- The Washington Times - Tuesday, January 15, 2008

JERUSALEM — As Israelis and Palestinians resume negotiations on Jerusalem for the first time in seven years, a new Jews-only neighborhood in the Arab half of the city is slated to begin filling up.

Developers of Nof Zion, luxury condominiums whose Hebrew name means Zion View after its panorama of historic Jerusalem, plan to distribute keys soon in the completed 91-unit first phase of a real estate project in the heart of the Arab neighborhood of Jabel Mukaber.

Dividing sovereignty in Jerusalem according to Jewish and Arab neighborhoods is considered one of the most delicate core issues of the Israeli-Palestinian peace talks.
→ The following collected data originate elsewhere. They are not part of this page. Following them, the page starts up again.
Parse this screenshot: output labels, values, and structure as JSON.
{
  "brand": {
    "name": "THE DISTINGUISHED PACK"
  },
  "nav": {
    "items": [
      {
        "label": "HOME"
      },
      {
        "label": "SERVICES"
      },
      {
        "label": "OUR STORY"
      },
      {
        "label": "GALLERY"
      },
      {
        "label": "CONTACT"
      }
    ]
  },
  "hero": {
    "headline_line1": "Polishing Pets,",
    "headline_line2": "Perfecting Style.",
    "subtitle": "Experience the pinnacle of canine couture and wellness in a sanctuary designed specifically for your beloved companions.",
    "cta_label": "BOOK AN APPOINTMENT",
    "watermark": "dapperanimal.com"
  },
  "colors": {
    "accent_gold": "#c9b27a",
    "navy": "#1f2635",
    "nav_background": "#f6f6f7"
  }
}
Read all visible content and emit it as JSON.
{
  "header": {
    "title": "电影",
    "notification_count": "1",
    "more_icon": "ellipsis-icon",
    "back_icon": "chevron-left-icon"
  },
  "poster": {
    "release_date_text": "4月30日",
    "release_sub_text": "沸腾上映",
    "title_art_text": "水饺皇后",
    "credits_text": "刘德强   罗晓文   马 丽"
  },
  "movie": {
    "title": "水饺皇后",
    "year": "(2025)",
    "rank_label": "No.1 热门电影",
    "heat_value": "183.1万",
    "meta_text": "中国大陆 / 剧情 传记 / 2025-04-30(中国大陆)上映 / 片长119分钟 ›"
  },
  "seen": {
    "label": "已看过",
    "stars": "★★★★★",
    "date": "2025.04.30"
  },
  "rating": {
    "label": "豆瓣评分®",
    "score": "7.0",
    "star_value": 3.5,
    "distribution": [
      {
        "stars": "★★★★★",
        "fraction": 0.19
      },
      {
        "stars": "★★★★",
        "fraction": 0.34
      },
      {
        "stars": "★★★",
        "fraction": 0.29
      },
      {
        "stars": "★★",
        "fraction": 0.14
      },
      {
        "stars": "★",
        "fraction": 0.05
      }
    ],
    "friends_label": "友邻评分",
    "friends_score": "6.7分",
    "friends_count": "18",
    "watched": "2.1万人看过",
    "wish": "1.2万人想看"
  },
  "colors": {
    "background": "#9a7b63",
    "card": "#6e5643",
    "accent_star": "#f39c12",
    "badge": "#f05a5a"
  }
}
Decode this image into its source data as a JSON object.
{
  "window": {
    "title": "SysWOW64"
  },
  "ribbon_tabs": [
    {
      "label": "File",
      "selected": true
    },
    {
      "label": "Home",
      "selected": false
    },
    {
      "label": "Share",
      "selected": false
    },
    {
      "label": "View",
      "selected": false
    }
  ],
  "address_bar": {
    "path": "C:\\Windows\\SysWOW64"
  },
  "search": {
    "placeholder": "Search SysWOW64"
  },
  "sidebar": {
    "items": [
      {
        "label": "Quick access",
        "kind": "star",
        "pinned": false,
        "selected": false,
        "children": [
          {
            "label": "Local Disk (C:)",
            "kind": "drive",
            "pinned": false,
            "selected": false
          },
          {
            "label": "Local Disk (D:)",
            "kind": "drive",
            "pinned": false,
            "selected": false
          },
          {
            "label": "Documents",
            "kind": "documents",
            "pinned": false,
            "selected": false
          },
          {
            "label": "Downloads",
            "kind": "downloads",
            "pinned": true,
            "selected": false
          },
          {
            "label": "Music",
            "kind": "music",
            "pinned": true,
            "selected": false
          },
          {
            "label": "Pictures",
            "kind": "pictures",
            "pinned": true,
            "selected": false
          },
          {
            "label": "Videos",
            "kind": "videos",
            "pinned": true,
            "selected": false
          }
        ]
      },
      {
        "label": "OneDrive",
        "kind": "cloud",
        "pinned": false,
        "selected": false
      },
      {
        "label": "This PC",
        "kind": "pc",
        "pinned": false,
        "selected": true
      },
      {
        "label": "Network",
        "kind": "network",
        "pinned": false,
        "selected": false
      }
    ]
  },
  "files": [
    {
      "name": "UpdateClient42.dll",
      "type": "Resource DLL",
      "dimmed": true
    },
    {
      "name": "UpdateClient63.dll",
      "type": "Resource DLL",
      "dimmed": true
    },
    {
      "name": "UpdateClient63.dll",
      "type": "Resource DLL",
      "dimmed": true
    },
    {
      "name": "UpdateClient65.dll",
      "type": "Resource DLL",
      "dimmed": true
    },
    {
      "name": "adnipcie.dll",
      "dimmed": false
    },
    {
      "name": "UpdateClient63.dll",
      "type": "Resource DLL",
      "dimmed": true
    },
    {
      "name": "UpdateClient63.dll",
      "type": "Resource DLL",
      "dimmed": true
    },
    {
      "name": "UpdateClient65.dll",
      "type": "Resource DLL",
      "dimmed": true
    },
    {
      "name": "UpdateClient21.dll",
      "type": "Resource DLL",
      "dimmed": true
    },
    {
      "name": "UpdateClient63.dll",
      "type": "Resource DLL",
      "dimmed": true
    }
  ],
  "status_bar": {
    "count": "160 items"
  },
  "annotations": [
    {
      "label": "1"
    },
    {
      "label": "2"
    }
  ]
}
Critics of the project complain that building more Jewish enclaves in the middle of the neighborhoods that Palestinians claim as the capital of their state will undermine peace efforts.

All small settlements of Jews in the heart of Palestinian neighborhoods make it impossible to divide, said Efrat Cohen-Bar, an architect with Bimkom, a nonprofit advocate of planning rights for Palestinians.

Promotional material for the project, targeting Jewish Americans, promises a gated community, a synagogue, a hotel, public gardens, a country club and a harmonious residential neighborhood.

Israel’s green light for new building in the contested East Jerusalem neighborhood of Har Homa has become a lightning rod for Palestinian complaints that the Israelis are prejudging final status negotiations on Jerusalem.

Although Prime Minister Ehud Olmert has committed to a settlement freeze in the West Bank, no such commitment has been made regarding the Israeli building in the sections of Jerusalem annexed after the 1967 Six-Day War.

Over the weekend, Mr. Olmert called Israel’s failure to dismantle the illegal settlement outposts in the West Bank a disgrace.

Analysts explained the comment as an effort to shore up support from Israel’s center-left ahead of a report on his handing of the Lebanon war in 2006.

Nof Zion, which is envisioned with at least 400 housing units, has escaped public outcry, say observers, because it’s a project of a publicly listed real estate developer, who is more concerned with the bottom line than the ideology of the religiously fervent settlers.

What we’re selling doesn’t exist anywhere else in Jerusalem. It’s the amazing view the Mount of Olives, Mount Scopus, the Western Wall, the City of David and the Judean Desert, said Dror Kaveh, chief executive of developer Digal Investments.

Together with the technical specifications, it’s without competition. We have no impact on politics, he said.

Not everyone shares Mr. Kaveh’s opinion. The goal of Jewish building in the sections of Jerusalem conquered during the Six-Day War has been to strengthen Israel’s hold over the city by breaking up the Palestinian contiguity with the West Bank and in the city itself, said Danny Seidman, a lawyer who specializes in municipal planning and the founder of Ir Amim, a nonprofit that promotes a negotiated division of Jerusalem.

Har Homa, backed by the government and the main source of Israeli-Palestinian tension, blocks off Bethlehem to the south.

In recent weeks, the newspaper Ha’aretz reported government plans for a neighborhood to secure Jerusalem from Palestinian neighborhoods spreading southward from Ramallah.